Various forms of experimentation have used decentralized models, which eschew a single-name hierarchy and allow individual names to exist in an unstructured flat namespace. The underlying registry framework that associates a name with an “owner” has often relied on some blockchain-like approach, where the association of a name and a public key value is placed into the blockchain. A number of such alternate name systems exist today, including the Ethereum Name service’s ENS, which makes use of so-called “smart contracts” in its blockchain, and Unstoppable Domains, which uses a blockchain platform but operates the namespace as a centrally operated space. The GNU Name System (GNS) is also a decentralized platform that offers name persistence. GNS has no concept of a root zone. Instead, GNS uses the concept of a “start zone” that is configured locally and determines where to begin resolution. Since local users have complete control over their own start zone, every GNS user can potentially use a different namespace. Thus, there is no guarantee that names will be globally unique or that a given name will resolve the same for different users. The only guarantee is that users with the same start zone will have the same view of the namespace. Every unique start zone defines its own namespace. This is similar in practice to DNS resolution using different root zones. The key innovation in GNS is to replace a search hierarchy with a distributed hash table that can include links to other hash tables.
Such alternate name systems interact with the existing DNS-defined name space in a variety of ways. Some attempt to coexist with the DNS, and the alternate names being some form of extension to the DNS name space, potentially associated with a different name resolution protocol. Other systems are completely self-contained and make no effort to coexist with the DNS. This is more commonly seen in an application-specific context where the application environment is exclusively associated with an alternate namespace.
Only a completely moribund technology is impervious to change! As digital technologies and services evolve, the demands placed on the associated namespaces also evolve in novel and unpredictable ways.

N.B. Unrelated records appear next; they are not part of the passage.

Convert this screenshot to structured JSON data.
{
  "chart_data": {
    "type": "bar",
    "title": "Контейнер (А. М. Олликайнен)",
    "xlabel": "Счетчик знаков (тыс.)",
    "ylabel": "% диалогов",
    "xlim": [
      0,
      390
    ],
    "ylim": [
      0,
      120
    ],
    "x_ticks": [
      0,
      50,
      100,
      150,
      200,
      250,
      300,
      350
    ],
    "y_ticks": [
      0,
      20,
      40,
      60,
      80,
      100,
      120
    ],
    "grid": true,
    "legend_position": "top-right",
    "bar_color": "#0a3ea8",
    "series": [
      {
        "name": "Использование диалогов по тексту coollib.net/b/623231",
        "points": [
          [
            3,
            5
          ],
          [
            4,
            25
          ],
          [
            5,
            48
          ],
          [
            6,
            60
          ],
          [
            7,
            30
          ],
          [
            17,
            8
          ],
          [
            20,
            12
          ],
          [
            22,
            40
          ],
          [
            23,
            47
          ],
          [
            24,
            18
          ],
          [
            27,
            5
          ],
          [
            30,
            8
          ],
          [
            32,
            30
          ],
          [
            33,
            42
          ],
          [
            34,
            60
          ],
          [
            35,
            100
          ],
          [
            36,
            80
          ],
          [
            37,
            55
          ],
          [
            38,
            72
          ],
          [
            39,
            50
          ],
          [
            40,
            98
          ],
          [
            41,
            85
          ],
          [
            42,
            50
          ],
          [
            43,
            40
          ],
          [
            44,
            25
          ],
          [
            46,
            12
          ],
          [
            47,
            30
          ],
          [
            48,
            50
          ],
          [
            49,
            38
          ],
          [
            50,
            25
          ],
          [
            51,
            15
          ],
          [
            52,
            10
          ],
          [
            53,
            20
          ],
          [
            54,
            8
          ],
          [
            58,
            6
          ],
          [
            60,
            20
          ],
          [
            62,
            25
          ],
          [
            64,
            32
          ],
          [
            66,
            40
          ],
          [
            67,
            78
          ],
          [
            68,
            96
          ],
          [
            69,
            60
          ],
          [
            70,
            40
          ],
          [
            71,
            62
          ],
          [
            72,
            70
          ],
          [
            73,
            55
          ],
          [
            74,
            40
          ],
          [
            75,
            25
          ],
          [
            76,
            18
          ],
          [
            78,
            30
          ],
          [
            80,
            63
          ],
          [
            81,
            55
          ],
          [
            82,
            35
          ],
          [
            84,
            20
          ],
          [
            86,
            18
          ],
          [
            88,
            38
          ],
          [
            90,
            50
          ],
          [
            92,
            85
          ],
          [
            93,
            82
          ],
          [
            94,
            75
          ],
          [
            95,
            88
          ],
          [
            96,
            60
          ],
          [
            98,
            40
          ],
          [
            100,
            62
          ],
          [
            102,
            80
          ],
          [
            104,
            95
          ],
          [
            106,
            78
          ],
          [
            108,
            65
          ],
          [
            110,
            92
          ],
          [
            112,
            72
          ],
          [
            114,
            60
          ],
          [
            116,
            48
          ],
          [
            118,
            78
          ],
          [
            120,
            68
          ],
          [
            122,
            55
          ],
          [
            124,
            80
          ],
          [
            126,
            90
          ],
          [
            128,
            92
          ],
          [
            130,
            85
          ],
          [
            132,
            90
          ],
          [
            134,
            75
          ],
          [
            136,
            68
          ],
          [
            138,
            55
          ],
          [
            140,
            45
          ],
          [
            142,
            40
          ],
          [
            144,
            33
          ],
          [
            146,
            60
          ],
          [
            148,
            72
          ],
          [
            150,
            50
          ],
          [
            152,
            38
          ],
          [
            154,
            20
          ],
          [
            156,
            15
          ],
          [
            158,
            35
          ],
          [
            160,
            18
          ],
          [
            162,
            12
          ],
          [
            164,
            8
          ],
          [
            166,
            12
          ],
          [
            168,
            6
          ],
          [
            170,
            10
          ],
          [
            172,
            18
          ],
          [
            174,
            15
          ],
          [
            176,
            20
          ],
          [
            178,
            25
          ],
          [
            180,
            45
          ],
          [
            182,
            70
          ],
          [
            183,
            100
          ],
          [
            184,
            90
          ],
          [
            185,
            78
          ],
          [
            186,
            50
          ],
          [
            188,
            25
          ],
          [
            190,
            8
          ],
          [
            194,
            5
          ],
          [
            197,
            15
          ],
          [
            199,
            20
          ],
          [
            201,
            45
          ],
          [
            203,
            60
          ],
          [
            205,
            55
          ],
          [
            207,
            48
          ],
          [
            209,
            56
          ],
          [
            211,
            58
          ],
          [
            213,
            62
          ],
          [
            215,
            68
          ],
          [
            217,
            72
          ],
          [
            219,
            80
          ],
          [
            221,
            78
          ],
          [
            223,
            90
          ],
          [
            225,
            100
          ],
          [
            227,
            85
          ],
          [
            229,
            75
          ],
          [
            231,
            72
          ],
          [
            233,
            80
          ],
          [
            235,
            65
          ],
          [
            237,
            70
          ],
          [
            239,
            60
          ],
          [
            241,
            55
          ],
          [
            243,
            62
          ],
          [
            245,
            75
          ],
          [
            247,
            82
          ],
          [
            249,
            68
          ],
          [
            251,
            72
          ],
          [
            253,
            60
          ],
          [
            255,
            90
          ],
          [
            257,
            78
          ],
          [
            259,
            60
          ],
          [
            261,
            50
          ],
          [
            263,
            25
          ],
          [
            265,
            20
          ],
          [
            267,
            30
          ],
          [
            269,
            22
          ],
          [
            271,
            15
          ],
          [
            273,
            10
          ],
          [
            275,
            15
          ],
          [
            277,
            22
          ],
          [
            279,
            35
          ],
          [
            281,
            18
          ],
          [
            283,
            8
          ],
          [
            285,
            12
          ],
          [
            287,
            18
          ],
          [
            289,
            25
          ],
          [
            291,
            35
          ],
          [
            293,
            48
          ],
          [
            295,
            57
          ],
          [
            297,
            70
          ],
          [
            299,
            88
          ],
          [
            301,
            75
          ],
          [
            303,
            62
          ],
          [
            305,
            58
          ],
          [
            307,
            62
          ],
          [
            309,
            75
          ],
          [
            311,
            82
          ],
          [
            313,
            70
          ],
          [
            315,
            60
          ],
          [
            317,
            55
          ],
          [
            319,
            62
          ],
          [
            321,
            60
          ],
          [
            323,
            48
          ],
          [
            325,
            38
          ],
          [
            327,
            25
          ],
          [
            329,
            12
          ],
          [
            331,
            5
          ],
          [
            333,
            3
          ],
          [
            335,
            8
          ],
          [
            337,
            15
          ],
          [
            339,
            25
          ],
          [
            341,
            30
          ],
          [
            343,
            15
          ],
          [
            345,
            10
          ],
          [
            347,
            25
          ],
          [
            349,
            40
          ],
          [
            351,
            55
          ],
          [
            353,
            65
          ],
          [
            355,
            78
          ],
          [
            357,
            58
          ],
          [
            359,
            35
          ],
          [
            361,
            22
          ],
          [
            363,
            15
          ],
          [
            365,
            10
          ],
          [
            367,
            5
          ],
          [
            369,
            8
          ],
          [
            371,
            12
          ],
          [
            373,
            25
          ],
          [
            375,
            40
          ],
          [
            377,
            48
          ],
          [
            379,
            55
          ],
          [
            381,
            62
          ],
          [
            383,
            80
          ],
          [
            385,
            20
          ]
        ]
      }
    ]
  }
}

The DNS is an interesting case in point in that, so far, it has been able to respond to the evolving Internet without requiring fundamental changes to the structure of its namespace, to the distributed information model, or to the name resolution protocol. Most of the evolutionary changes that have been folded into the DNS to date have been undertaken in a way that preserves backward compatibility, and the cohesion of the underlying namespace has been largely preserved.
However, maintaining this cohesion across the Internet is not an assured outcome looking into the future. The pressures at a national and regional level to impose barriers to access to content are often expressed in the manner of imposing selective barriers to the resolution of content service names, and the DNS is left carrying the burden of supporting such selective fragmentation in the Internet. The camel has undeniably poked its nose into the tent of name coherence in the form of EDNS Client Subnet, where the response given to a query may be dependent on who is querying, as much as the name that is being used in the query, and it’s likely that this more qualified and fragmented model of a namespace will persist and support an increasingly fragmented Internet.